Suzan van Dijk (Institut Huygens KNAW, Amsterdam) qui collabore avec Madeleine van Strien-Chardonneau (Université de Leiden) a ensuite traité La correspondance d’Isabelle de Charrière en ligne : nouvelles possibilités ! Elle a rappelé que, depuis une douzaine d’années elles préparent ensemble, aidées d’un groupe de bénévoles, et de quelques techniciens de l’Institut Huygens, la numérisation et la présence en ligne de l’intégralité des textes de cette correspondance (les volumes I-VI des Œuvres complètes). Sont/seront ajoutées aussi : les lettres retrouvées et publiées depuis la sortie des Œuvres complètes. Autant que possible ces lettres sont accompagnées de scans représentant les manuscrits, alors que pour les transcriptions l’orthographe a été modernisée – ceci afin de rendre possible les recherches par mots-clés. Pour les détails du projet: voir ailleurs dans ce site.

Cette présentation était la troisième, après une première qui a eu lieu aux Archives d’Utrecht (octobre 2019 https://charriere.huygens.knaw.nl/het-project/presentaties-van-de-brieven-drie-symposia/symposim-2019/) et une autre, hybride, qui s’est passée dans et autour de la Salle Belle de Zuylen à l’Université d’Utrecht (novembre 2021 https://charriere.huygens.knaw.nl/het-project/presentaties-van-de-brieven-drie-symposia/symposium-2021/). Successivement auront été ainsi « ouvertes au public » les lettres dont les manuscrits se trouvent aux Pays-Bas, celles qui représentent un intérêt spécifique pour le public néerlandais, et – maintenant – celles dont les manuscrits se trouvent dans ces deux bibliothèques suisses : la BPU et la BCU, que nous remercions très chaleureusement pour la collaboration !

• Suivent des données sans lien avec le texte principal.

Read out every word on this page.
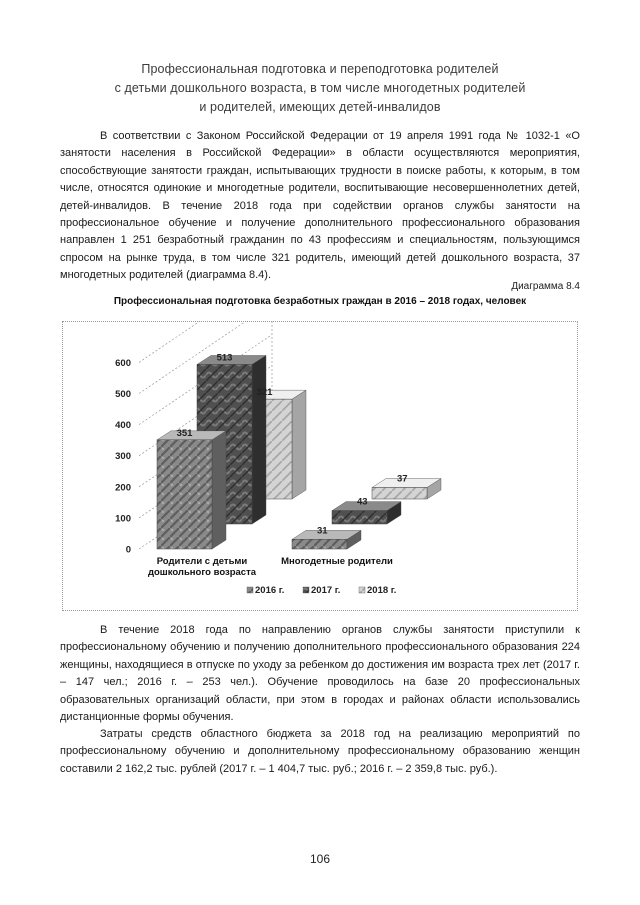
Профессиональная подготовка и переподготовка родителей
с детьми дошкольного возраста, в том числе многодетных родителей
и родителей, имеющих детей-инвалидов
В соответствии с Законом Российской Федерации от 19 апреля 1991 года № 1032-1 «О занятости населения в Российской Федерации» в области осуществляются мероприятия, способствующие занятости граждан, испытывающих трудности в поиске работы, к которым, в том числе, относятся одинокие и многодетные родители, воспитывающие несовершеннолетних детей, детей-инвалидов. В течение 2018 года при содействии органов службы занятости на профессиональное обучение и получение дополнительного профессионального образования направлен 1 251 безработный гражданин по 43 профессиям и специальностям, пользующимся спросом на рынке труда, в том числе 321 родитель, имеющий детей дошкольного возраста, 37 многодетных родителей (диаграмма 8.4).
Диаграмма 8.4
Профессиональная подготовка безработных граждан в 2016 – 2018 годах, человек
0
100
200
300
400
500
600
321
37
513
43
351
31
Родители с детьми
дошкольного возраста
Многодетные родители
2016 г.	2017 г.	2018 г.
В течение 2018 года по направлению органов службы занятости приступили к профессиональному обучению и получению дополнительного профессионального образования 224 женщины, находящиеся в отпуске по уходу за ребенком до достижения им возраста трех лет (2017 г. – 147 чел.; 2016 г. – 253 чел.). Обучение проводилось на базе 20 профессиональных образовательных организаций области, при этом в городах и районах области использовались дистанционные формы обучения.
Затраты средств областного бюджета за 2018 год на реализацию мероприятий по профессиональному обучению и дополнительному профессиональному образованию женщин составили 2 162,2 тыс. рублей (2017 г. – 1 404,7 тыс. руб.; 2016 г. – 2 359,8 тыс. руб.).
106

Actuellement se trouvent consultables ici (https://charriere.huygens.knaw.nl/edition/search) 2111 lettres, pour lesquelles on a commencé d’ajouter des traductions vers le néerlandais, ainsi que des métadonnées permettant de retrouver assez facilement des lettres traitant de sujets particulièrement pertinents pour les recherches Charriéristes en ce moment.

En guise de clôture Martine Noirjean de Ceuninck et Raymond Pouchon (Institut Benjamin Constant) ont présenté: Une liaison dangereuse, une lecture à deux voix d’un choix de lettres entre Isabelle de Charrière et Constant d’Hermenches – choix publié en 1994 par Isabelle et Jean-Louis Vissière.